What is your pain or discomfort trying to tell you?
“He will leave me if we can’t have sex, but I’m in so much pain, I really can’t”.
“I’m confused by my recurring issues with my vagina, it seems like there’s always something wrong and I really just want to relax and feel good.”
“I feel ashamed by the changes in my body. I just want to be orgasmic, why is it so hard?”
No matter what the complaint is, the truth behind all of them is that when our body isn’t well, we feel betrayed and frustrated.
Yet when our body is in a state of imbalance, it’s attempting to speak to us. the problem is two-fold: we don’t know how to listen nor do we understand what is being said.
Recently, in interviewing a leading Ob-Gyn about women and sexual health, she stated that there is always a psychological connection with every issue.
This affirmed what I already discovered over 10 years ago when writing up my PhD: we are psycho-sexual beings.
This means that what we think and believe is not separate from our body.
Now although this can be an intriguing idea, how is it useful when we are suffering from on-going sexual imbalances?
Personally, I healed my vagina of an ‘incurable’ imbalance. The truth was that I was in pain, I couldn’t have sex, I thought my partner would leave me, and I couldn’t find the answer through alternative and traditional medicine alike!
I was left with only one option—go within and listen.

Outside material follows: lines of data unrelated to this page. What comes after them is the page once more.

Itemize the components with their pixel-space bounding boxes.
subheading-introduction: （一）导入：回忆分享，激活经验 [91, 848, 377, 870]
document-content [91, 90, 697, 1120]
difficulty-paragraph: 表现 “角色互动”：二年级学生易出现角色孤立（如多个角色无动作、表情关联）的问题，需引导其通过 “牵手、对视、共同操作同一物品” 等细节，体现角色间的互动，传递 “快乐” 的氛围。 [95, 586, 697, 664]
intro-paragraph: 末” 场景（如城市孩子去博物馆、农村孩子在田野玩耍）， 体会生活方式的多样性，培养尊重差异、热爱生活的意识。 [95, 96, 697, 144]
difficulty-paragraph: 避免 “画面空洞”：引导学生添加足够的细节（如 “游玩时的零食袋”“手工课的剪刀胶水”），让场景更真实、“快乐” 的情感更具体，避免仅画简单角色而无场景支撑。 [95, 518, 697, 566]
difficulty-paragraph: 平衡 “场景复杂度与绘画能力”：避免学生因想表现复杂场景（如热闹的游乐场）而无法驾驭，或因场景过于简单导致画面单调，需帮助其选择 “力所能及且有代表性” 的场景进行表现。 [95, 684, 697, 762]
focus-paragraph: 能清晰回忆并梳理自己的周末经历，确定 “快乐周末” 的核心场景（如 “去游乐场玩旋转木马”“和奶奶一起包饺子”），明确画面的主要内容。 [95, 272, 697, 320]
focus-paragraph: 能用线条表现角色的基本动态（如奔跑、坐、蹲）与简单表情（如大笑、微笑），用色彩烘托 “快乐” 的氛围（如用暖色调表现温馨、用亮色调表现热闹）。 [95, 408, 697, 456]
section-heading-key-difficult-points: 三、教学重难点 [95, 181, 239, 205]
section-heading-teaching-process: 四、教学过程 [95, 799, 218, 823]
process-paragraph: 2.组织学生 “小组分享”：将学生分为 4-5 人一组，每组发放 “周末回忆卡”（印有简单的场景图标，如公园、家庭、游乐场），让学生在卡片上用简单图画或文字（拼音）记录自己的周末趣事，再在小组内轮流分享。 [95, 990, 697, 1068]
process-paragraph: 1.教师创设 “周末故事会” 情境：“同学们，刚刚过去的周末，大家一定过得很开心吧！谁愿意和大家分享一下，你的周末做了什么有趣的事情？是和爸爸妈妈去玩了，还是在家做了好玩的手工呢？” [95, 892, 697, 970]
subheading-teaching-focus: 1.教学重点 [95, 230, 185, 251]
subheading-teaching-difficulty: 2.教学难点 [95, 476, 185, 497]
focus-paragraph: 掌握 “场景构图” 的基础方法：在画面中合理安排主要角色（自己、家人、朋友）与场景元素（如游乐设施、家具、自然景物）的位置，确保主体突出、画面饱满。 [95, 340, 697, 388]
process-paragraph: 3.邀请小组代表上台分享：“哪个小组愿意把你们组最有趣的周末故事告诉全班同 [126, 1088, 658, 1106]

So I did. But that was not enough. I needed to trust what I was hearing and act accordingly. And what was afflicting me for 1.5 years healed overnight, never to reoccur again.
Since that moment, I became well aware of the immense power we each have to heal ourselves and to bring imbalances back into vibrant wellbeing.
3 Keys To Getting To Know Our Psycho-Sexual Self:
1. Contemplate that it’s possible. I have witnessed incredible transformation for women who were willing to consider the idea that their body was just simply misbehaving and that there may indeed be a deeper learning available through the imbalance.
2. Admit what is obvious. This can be as simple as “I’m in pain” or “I’m angry” or “I’m scared”. Through being able to ‘get real’ with ourselves, we are able to orient ourselves to the actual current reality we are experiencing. For example: I’m feeling like I’m getting a bladder infection. I must be pissed off. Oh! I am pissed off.
3. Take action. Using the above example: I drink a few liters of water, own my anger, and apply tea tree diluted in coconut oil to the opening of my urethra. These are steps that I know work for interrupting a bladder infection. Action is normally pretty clear, the problem is that most of us don’t really want to face what we need to face to actually heal.
By being willing to fully embody our sovereign space (our physical body) and to meet what is emerging for us with as much courage as we can muster is an act of deep self-respect and self-love.
There’s no need to suffer unnecessarily or for prolonged periods of time. It may require of us to put on our ‘big girl’ panties and face reality. Good. It’s time we take our own power back into our own hands. We may have to have temporary discomfort, but it will be worth it in the long run.
The impact of shifting our perception from victim (things that happen to us) to sexually sovereign (states of being that we move through) cannot be underestimated.
If learning to hear and heed the messages from your body is important to you, I’d love to invite you to consider exploring my Your Yoni Never Lies Deep Dive video training.
I always love to hear directly from my readers, so feel free to leave me a comment or question in the comments section below.
I am in my 70’s now and feel as though my sexuality has been seriously disrupted for my whole adult life. This used to fill me with despair at times, and a longing that I didn’t know how to repair so I learned to repress and accept. There are a lot of pieces to this, upbringing, culture, rape etc. but , as I think back on my life now, the real catalyst to this neglect (physically, emotionally, psychologically) was an abortion I had at 24 and the devastating circumstances surrounding it, not all having to do with the abortion – everything fell apart and I started on a path of self-destruction that kind of wired in my brain — so that when I experience a kind of frustration or even hopefulness, I often begin to self-sabotage and fall into this destructive pattern. I have climbed my way out many times, only to experience that self-hatred again and go back into self-destructive mode. I feel like this time I’m giving up, but our damn built in self-preservation system kicks in. How can I work to restore the vital energy that you work with? Last chapter dance…
Hi Karen, I love your honest share. I like to consider that our greatest pain can become our greatest point of power. It starts with little steps, like a daily self-love practice (anything simple and doable and repeatable). Are you part of JEM?